The thing about giving advice is that it’s often hard to take it yourself, when you need to. Here’s a story.
Not long after I moved from Los Angeles to New Paltz, New York, a hip-rural town in the Hudson Valley, I got my first-ever speeding ticket. I’m not usually a fast driver, but I was coming off 20 years in L.A. where speed limit signs are pretty much considered “suggestions,” and I tend to daydream/brainstorm/sing loudly to bad 80′s music while behind the wheel. In other words, I was fresh bait for the everywhere-ness of speed traps and eagle-eyed police in these here parts. And let me tell you, I was beside myself about that ticket. Decades of spotless driving and then, Bam! I was advised by locals in the know that since I had a clean record, I should plead not guilty and show up to town traffic court to get my ticket reduced by the judge. Just the words not guilty and court and judge gave me agita. I’m a good girl! I don’t belong in traffic court! I thought it would be easier to just pay the ticket and not deal.

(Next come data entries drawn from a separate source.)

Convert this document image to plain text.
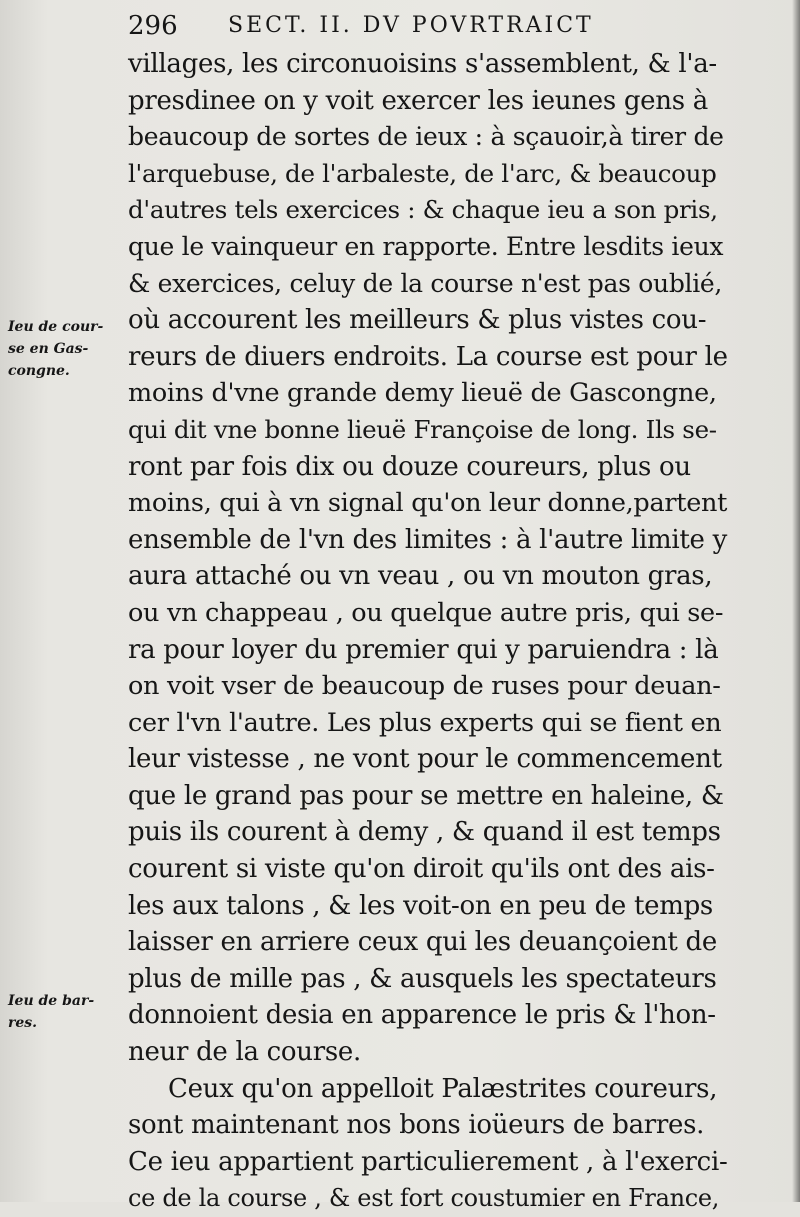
296 SECT. II. DV POVRTRAICT
villages, les circonuoisins s'assemblent, & l'a-
presdinee on y voit exercer les ieunes gens à
beaucoup de sortes de ieux : à sçauoir,à tirer de
l'arquebuse, de l'arbaleste, de l'arc, & beaucoup
d'autres tels exercices : & chaque ieu a son pris,
que le vainqueur en rapporte. Entre lesdits ieux
& exercices, celuy de la course n'est pas oublié,
où accourent les meilleurs & plus vistes cou-
reurs de diuers endroits. La course est pour le
moins d'vne grande demy lieuë de Gascongne,
qui dit vne bonne lieuë Françoise de long. Ils se-
ront par fois dix ou douze coureurs, plus ou
moins, qui à vn signal qu'on leur donne,partent
ensemble de l'vn des limites : à l'autre limite y
aura attaché ou vn veau , ou vn mouton gras,
ou vn chappeau , ou quelque autre pris, qui se-
ra pour loyer du premier qui y paruiendra : là
on voit vser de beaucoup de ruses pour deuan-
cer l'vn l'autre. Les plus experts qui se fient en
leur vistesse , ne vont pour le commencement
que le grand pas pour se mettre en haleine, &
puis ils courent à demy , & quand il est temps
courent si viste qu'on diroit qu'ils ont des ais-
les aux talons , & les voit-on en peu de temps
laisser en arriere ceux qui les deuançoient de
plus de mille pas , & ausquels les spectateurs
donnoient desia en apparence le pris & l'hon-
neur de la course.
Ceux qu'on appelloit Palæstrites coureurs,
sont maintenant nos bons ioüeurs de barres.
Ce ieu appartient particulierement , à l'exerci-
ce de la course , & est fort coustumier en France,
Ieu de cour-
se en Gas-
congne.
Ieu de bar-
res.
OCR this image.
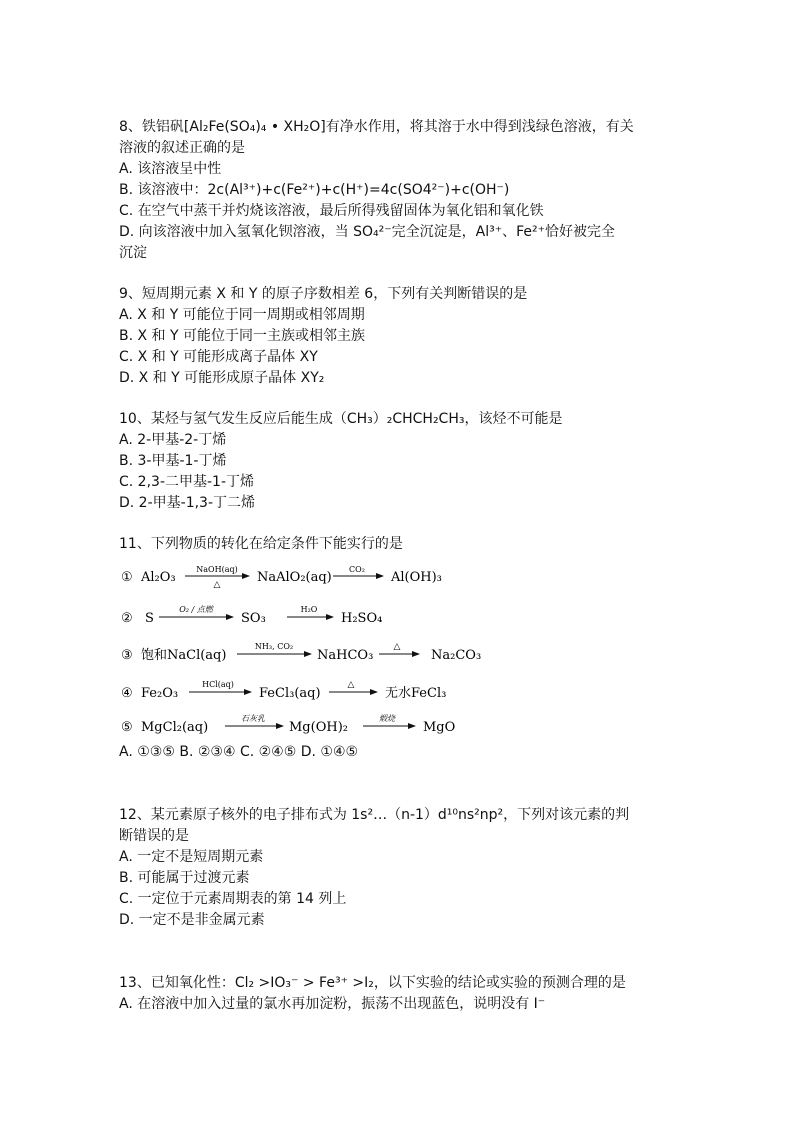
8、铁铝矾[Al₂Fe(SO₄)₄ • XH₂O]有净水作用，将其溶于水中得到浅绿色溶液，有关
溶液的叙述正确的是
A. 该溶液呈中性
B. 该溶液中：2c(Al³⁺)+c(Fe²⁺)+c(H⁺)=4c(SO4²⁻)+c(OH⁻)
C. 在空气中蒸干并灼烧该溶液，最后所得残留固体为氧化铝和氧化铁
D. 向该溶液中加入氢氧化钡溶液，当 SO₄²⁻完全沉淀是，Al³⁺、Fe²⁺恰好被完全
沉淀
9、短周期元素 X 和 Y 的原子序数相差 6，下列有关判断错误的是
A. X 和 Y 可能位于同一周期或相邻周期
B. X 和 Y 可能位于同一主族或相邻主族
C. X 和 Y 可能形成离子晶体 XY
D. X 和 Y 可能形成原子晶体 XY₂
10、某烃与氢气发生反应后能生成（CH₃）₂CHCH₂CH₃，该烃不可能是
A. 2-甲基-2-丁烯
B. 3-甲基-1-丁烯
C. 2,3-二甲基-1-丁烯
D. 2-甲基-1,3-丁二烯
11、下列物质的转化在给定条件下能实行的是
① Al₂O₃
NaOH(aq)
△	NaAlO₂(aq)
CO₂
Al(OH)₃
② S
O₂ / 点燃
SO₃
H₂O
H₂SO₄
③ 饱和NaCl(aq)
NH₃, CO₂
NaHCO₃
△
Na₂CO₃
④ Fe₂O₃
HCl(aq)
FeCl₃(aq)
△
无水FeCl₃
⑤ MgCl₂(aq)
石灰乳
Mg(OH)₂
煅烧
MgO
A. ①③⑤ B. ②③④ C. ②④⑤ D. ①④⑤
12、某元素原子核外的电子排布式为 1s²…（n-1）d¹⁰ns²np²，下列对该元素的判
断错误的是
A. 一定不是短周期元素
B. 可能属于过渡元素
C. 一定位于元素周期表的第 14 列上
D. 一定不是非金属元素
13、已知氧化性：Cl₂ >IO₃⁻ > Fe³⁺ >I₂，以下实验的结论或实验的预测合理的是
A. 在溶液中加入过量的氯水再加淀粉，振荡不出现蓝色，说明没有 I⁻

Then I mentioned my dilemma to a friend, who exclaimed, “Oh, I love traffic court! It’s so fascinating!” What? Really? Okay. Now I was more intrigued than mortified. So I went.

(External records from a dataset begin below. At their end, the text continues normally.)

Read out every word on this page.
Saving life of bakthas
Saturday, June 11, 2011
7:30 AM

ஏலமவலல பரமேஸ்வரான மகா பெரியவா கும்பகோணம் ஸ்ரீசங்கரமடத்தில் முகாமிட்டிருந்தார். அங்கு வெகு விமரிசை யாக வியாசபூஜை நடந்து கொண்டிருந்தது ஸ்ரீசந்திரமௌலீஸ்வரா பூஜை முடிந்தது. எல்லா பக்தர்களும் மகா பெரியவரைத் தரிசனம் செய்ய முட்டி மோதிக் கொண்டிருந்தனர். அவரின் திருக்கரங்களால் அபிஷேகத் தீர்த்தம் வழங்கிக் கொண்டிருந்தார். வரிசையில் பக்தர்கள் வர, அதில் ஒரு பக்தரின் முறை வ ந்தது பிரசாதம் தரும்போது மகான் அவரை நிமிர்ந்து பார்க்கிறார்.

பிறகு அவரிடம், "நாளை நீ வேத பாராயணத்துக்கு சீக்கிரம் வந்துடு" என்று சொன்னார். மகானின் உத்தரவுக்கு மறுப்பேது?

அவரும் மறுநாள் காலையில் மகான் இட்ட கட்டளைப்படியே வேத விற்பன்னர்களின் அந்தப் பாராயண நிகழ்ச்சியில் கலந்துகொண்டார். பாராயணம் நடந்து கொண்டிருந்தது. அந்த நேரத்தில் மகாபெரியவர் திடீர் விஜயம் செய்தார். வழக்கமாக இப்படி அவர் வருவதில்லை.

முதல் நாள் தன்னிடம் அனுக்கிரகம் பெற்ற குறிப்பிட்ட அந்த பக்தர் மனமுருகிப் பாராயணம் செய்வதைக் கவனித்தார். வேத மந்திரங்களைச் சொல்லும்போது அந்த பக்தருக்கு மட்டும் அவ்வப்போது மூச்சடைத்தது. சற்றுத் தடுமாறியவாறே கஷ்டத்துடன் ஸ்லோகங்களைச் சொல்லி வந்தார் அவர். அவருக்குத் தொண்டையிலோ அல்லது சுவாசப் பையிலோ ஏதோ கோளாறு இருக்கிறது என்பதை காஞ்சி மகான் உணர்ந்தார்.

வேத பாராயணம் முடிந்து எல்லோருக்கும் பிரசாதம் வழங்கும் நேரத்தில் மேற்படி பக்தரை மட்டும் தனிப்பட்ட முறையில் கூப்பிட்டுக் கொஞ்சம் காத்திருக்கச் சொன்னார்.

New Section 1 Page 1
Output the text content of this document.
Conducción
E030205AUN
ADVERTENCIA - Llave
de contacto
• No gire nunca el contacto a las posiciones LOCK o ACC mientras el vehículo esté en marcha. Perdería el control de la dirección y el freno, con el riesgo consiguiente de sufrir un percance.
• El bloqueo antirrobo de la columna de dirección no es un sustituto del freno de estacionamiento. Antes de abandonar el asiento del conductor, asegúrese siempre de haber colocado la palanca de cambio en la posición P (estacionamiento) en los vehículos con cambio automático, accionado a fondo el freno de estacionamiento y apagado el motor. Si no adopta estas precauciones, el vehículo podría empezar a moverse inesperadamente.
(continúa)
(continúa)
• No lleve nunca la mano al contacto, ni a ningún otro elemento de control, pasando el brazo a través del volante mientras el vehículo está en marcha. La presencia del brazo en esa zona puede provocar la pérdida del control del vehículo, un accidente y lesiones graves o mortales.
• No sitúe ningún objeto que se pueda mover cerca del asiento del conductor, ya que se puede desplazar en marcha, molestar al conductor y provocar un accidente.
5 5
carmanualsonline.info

A small town traffic court lets you see a pretty good cross section of the local population. Our police department did not discriminate, I could tell that much. There were people of every age, color, gender, and genre. I got to chatting with the middle-aged woman sitting next to me, who couldn’t count how many times she’d been here before. “Oh, this guy is great,” she whispered to me when the judge entered. “He’s actually a friend of mine.” I found her laid-back attitude comforting.
So I sat and watched the people, noted their clothes and their demeanor, then amused myself by trying to guess where each person might have been going when they got stopped. I watched the police officers, how they were authoritarian yet friendly, a little different about it each time depending on the individual. I noted how most of the young guys seemed nervous, but the young women were totally chill. And I especially enjoyed watching the judge, who looked not unpleasantly like a middle-aged Neil Patrick Harris, and how he managed to be imposing and kind at the same time.

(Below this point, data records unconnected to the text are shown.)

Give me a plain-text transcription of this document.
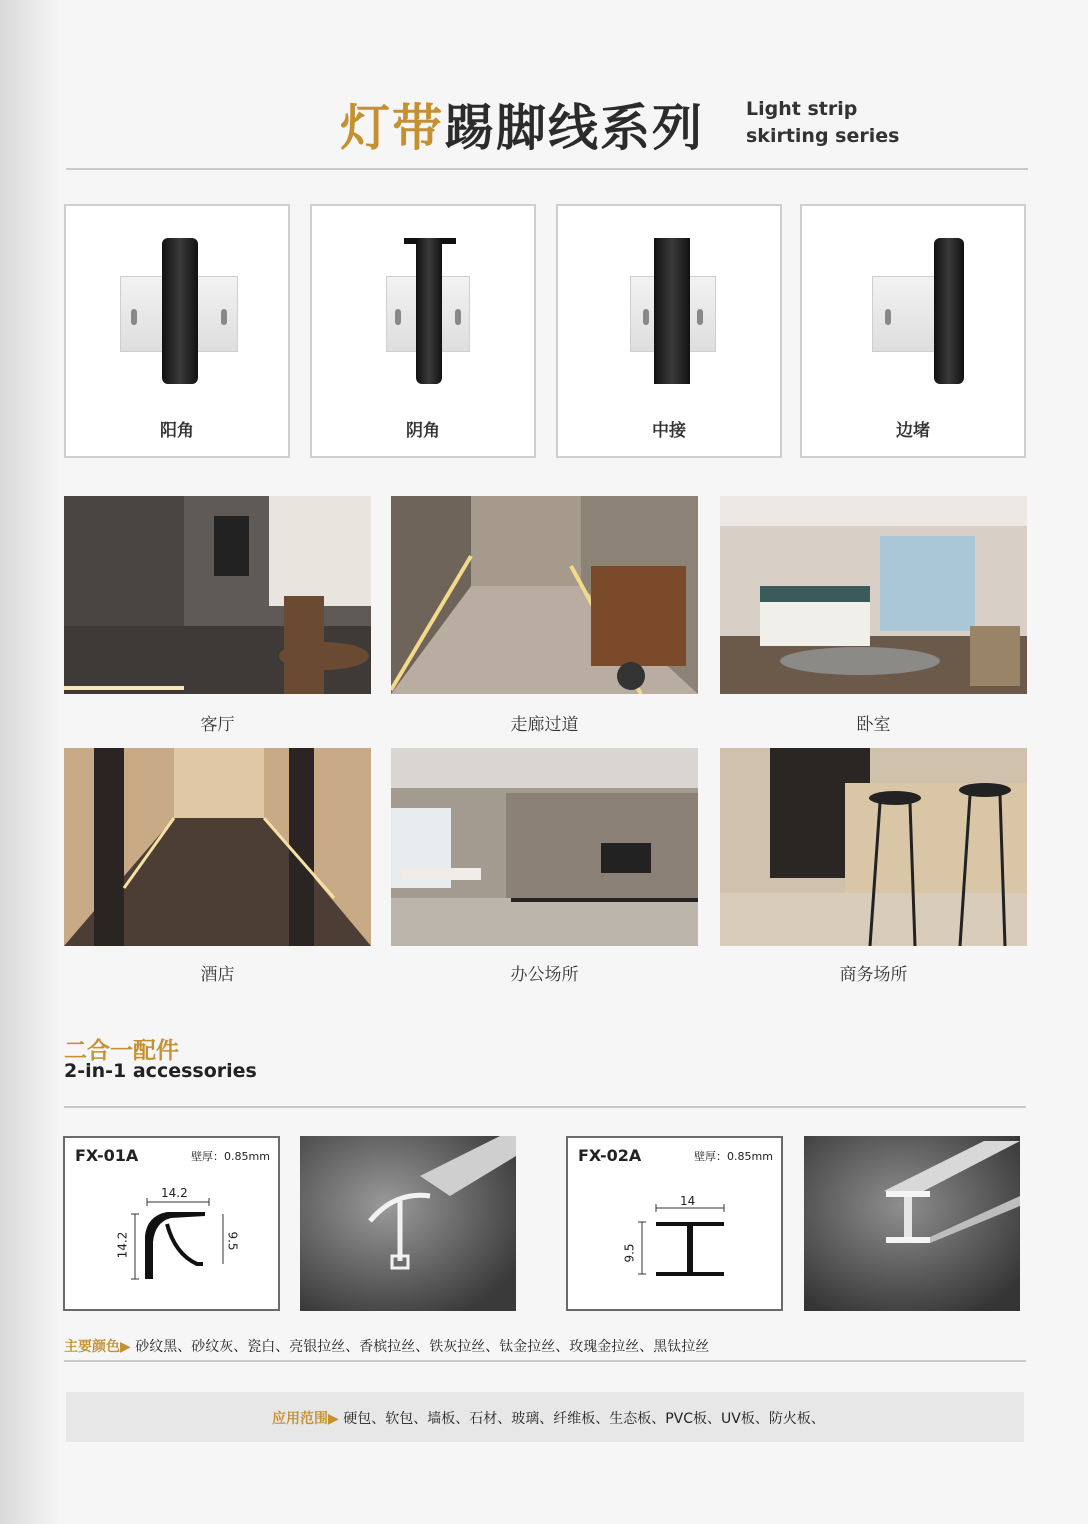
灯带踢脚线系列 Light strip
skirting series
阳角	阴角	中接	边堵
客厅	走廊过道	卧室
酒店	办公场所	商务场所
二合一配件
2-in-1 accessories
FX-01A	壁厚：0.85mm
14.2
14.2	9.5
FX-02A	壁厚：0.85mm
14
9.5
主要颜色▶ 砂纹黑、砂纹灰、瓷白、亮银拉丝、香槟拉丝、铁灰拉丝、钛金拉丝、玫瑰金拉丝、黑钛拉丝
应用范围▶ 硬包、软包、墙板、石材、玻璃、纤维板、生态板、PVC板、UV板、防火板、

I got lucky. My officer never showed up and my ticket was dismissed. I went home, ate some chocolate to celebrate, then scribbled observations about my night. Almost a year later, I got another ticket — sheesh, a few moments of losing track of your speed while ref’ing a fight between your kids in the backseat — and was actually a little excited about going back to court. This time, I even brought a notebook. (But yes, I have been more careful lately. No need to make it a three-peat.) I love knowing how that little pocket of our society works. If there’s a traffic court scene in a future book, or an interesting exchange with a police officer, you’ll know where it came from.
My point being, you can chalk anything up to experience. You don’t even have to be a writer — just a curious human type. If it takes you out of your comfort zone, if it’s embarrassing or annoying or downright boring…there’s still a way to make it count and possibly lead you somewhere unexpected.
In other words: Drive safe, but live risky.